Alzheimers Dement. 2022 Nov;18(11):2067-2078. doi: 10.1002/alz.12540. Epub 2022 Jan 3.
The apolipoprotein E (APOE) ε2 and ε4 alleles have beneficial and adverse impacts on Alzheimer's disease (AD), respectively, with incomplete penetrance, which may be modulated by other genetic variants.
We examined whether the associations of the APOE alleles with other polymorphisms in the genome can be sensitive to AD-affection status.
We identified associations of the ε2 and ε4 alleles with 314 and 232 polymorphisms, respectively. Of them, 35 and 31 polymorphisms had significantly different effects in AD-affected and -unaffected groups, suggesting their potential involvement in the AD pathogenesis by modulating the effects of the ε2 and ε4 alleles, respectively. Our survival-type analysis of the AD risk supported modulating roles of multiple group-specific polymorphisms. Our functional analysis identified gene enrichment in multiple immune-related biological processes, for example, B cell function.
These findings suggest involvement of local and inter-chromosomal modulators of the effects of the APOE alleles on the AD risk.

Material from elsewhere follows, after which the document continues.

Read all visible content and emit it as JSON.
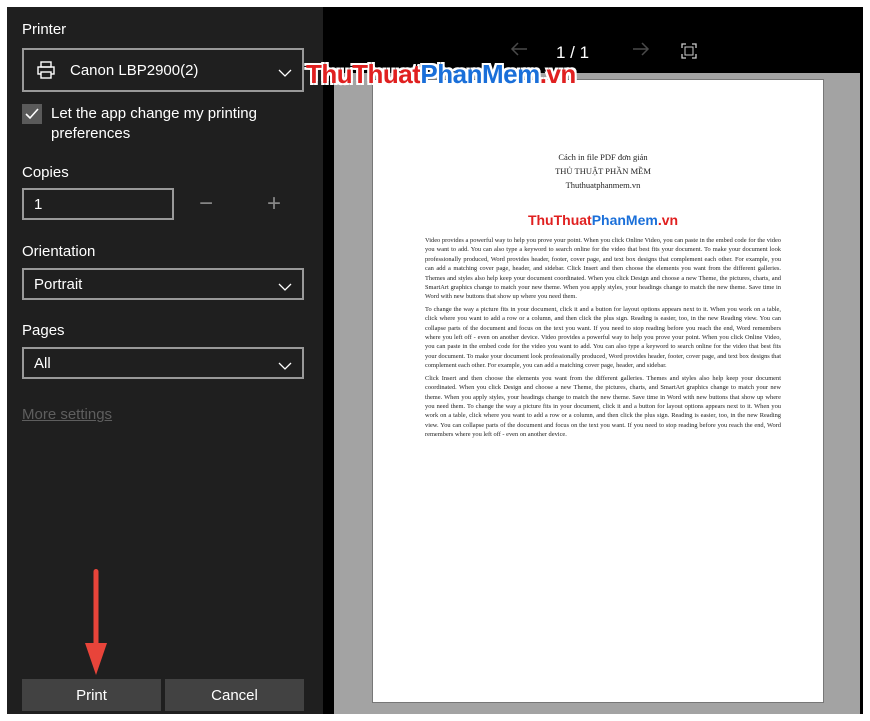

载脂蛋白 E (APOE) ε2 和 ε4 等位基因分别对阿尔茨海默病 (AD) 具有有益和不利的影响,但存在不完全外显率,这可能受到其他遗传变异的调节。
我们研究了 APOE 等位基因与基因组中其他多态性之间的关联是否能敏感地反映 AD 发病情况。
我们鉴定了 ε2 和 ε4 等位基因与 314 个和 232 个多态性分别相关。其中,35 个和 31 个多态性在受 AD 影响和不受影响的组之间有显著不同的作用,提示它们可能通过调节 ε2 和 ε4 等位基因的作用,参与 AD 的发病机制。我们对 AD 风险的生存型分析支持多个组特异性多态性的调节作用。我们的功能分析确定了多个免疫相关生物学过程的基因富集,例如 B 细胞功能。
这些发现提示了 APOE 等位基因对 AD 风险影响的局部和染色体间调节因子的参与。